Nohad Toulan, 81, an internationally recognized urban planner and the founder of Portland State University’s School of Urban Studies and Planning, was killed, with his wife, in a traffic accident Monday in Montevideo, Uruguay.
Anca Petrescu, 64, the chief architect of Bucharest’s “Palace of the People,” a massive legacy of Romania’s late dictator Nicolae Ceausescu, died Wednesday in Bucharest of injuries from a September car accident.

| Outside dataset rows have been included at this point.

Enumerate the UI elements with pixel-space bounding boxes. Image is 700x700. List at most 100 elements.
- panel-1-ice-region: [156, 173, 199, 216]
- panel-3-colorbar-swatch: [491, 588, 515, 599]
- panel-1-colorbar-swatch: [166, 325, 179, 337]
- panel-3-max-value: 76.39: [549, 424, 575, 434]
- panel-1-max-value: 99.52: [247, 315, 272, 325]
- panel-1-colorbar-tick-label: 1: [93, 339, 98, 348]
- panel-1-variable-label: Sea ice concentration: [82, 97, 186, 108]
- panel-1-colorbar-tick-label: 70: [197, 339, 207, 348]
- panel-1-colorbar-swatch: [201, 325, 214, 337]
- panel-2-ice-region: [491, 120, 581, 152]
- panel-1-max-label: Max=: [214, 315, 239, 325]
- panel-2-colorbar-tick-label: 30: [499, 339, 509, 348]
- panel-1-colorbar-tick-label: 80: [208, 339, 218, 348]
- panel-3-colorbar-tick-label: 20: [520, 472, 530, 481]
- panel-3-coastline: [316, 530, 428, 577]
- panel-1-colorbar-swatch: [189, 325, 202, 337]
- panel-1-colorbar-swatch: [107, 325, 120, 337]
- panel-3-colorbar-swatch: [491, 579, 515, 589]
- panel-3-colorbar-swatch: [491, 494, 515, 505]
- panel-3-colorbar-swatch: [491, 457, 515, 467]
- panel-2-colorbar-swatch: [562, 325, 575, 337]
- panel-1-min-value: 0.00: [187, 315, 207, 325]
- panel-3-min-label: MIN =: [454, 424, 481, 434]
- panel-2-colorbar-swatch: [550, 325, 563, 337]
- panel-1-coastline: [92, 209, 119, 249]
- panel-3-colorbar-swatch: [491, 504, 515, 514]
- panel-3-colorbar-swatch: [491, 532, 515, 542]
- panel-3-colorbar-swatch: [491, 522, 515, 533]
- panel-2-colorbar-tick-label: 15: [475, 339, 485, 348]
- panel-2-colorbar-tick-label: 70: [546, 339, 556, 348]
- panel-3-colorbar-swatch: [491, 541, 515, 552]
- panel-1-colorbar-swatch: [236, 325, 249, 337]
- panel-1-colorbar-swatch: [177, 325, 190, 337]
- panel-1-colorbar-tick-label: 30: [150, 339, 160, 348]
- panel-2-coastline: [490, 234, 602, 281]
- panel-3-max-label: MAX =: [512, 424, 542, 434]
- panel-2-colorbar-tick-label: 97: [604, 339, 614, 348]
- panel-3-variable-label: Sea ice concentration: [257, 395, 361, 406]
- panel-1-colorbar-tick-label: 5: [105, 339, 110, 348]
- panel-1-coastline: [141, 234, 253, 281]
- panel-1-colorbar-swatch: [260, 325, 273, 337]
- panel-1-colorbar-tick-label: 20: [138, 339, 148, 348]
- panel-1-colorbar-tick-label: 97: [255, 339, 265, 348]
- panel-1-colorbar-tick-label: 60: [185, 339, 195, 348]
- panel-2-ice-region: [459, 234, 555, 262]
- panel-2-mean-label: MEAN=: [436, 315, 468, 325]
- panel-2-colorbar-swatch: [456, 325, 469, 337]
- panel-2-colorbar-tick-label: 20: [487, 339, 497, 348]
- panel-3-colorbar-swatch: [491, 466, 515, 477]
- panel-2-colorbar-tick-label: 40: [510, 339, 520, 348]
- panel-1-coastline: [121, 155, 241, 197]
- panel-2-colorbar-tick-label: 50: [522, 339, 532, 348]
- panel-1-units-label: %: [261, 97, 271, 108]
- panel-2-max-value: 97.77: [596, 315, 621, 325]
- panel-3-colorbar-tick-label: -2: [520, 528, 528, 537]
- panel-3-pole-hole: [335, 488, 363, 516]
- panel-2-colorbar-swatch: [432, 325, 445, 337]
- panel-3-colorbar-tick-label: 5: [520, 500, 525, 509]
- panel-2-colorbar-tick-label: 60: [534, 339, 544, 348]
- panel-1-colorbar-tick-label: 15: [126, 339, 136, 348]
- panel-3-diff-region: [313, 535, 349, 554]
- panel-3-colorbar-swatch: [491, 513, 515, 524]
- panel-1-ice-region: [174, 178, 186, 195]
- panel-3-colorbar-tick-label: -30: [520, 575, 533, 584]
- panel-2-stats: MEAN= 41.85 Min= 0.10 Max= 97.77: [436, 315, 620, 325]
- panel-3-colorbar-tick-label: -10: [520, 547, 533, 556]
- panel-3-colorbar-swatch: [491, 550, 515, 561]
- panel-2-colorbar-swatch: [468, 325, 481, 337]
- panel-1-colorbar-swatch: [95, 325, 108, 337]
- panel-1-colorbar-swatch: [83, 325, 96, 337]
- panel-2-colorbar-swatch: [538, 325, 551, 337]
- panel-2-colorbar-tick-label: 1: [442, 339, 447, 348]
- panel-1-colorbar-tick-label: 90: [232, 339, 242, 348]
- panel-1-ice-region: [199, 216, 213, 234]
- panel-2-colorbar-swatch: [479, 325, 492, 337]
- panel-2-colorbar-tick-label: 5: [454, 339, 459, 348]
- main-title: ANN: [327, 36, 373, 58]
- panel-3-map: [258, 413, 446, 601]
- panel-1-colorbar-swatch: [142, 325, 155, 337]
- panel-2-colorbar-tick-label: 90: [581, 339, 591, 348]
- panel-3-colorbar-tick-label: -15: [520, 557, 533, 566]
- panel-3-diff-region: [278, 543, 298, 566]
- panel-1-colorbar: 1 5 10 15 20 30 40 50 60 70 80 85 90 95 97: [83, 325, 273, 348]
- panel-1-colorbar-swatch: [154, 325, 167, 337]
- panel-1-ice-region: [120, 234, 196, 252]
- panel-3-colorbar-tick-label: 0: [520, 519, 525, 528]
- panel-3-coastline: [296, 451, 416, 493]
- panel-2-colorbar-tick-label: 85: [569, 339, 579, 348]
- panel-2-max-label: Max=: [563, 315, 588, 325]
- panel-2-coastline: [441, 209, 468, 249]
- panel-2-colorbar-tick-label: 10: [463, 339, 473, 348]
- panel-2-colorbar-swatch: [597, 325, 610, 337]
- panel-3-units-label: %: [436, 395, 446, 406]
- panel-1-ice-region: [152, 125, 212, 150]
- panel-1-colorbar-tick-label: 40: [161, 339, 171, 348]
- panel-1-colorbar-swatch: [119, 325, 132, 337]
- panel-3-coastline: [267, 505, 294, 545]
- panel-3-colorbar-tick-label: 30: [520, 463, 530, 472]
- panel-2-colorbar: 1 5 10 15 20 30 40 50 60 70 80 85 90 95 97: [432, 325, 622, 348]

William Harrison, 79, who adapted his fiction into the films “Rollerball” in 1975 and “Mountains of the Moon” in 1990, died of renal failure Oct. 22 in Fayetteville, Ark.
Srdja Popovic, 75, a Serbian lawyer and advocate of human rights and democracy during both the communist era and the rule of the late strongman Slobodan Milosevic, died Tuesday in Belgrade. No cause of death was given.
Jay Cochrane, 69, the Canadian tightrope walker who set two world records, died of pancreatic cancer Wednesday in Niagara Falls, Ontario.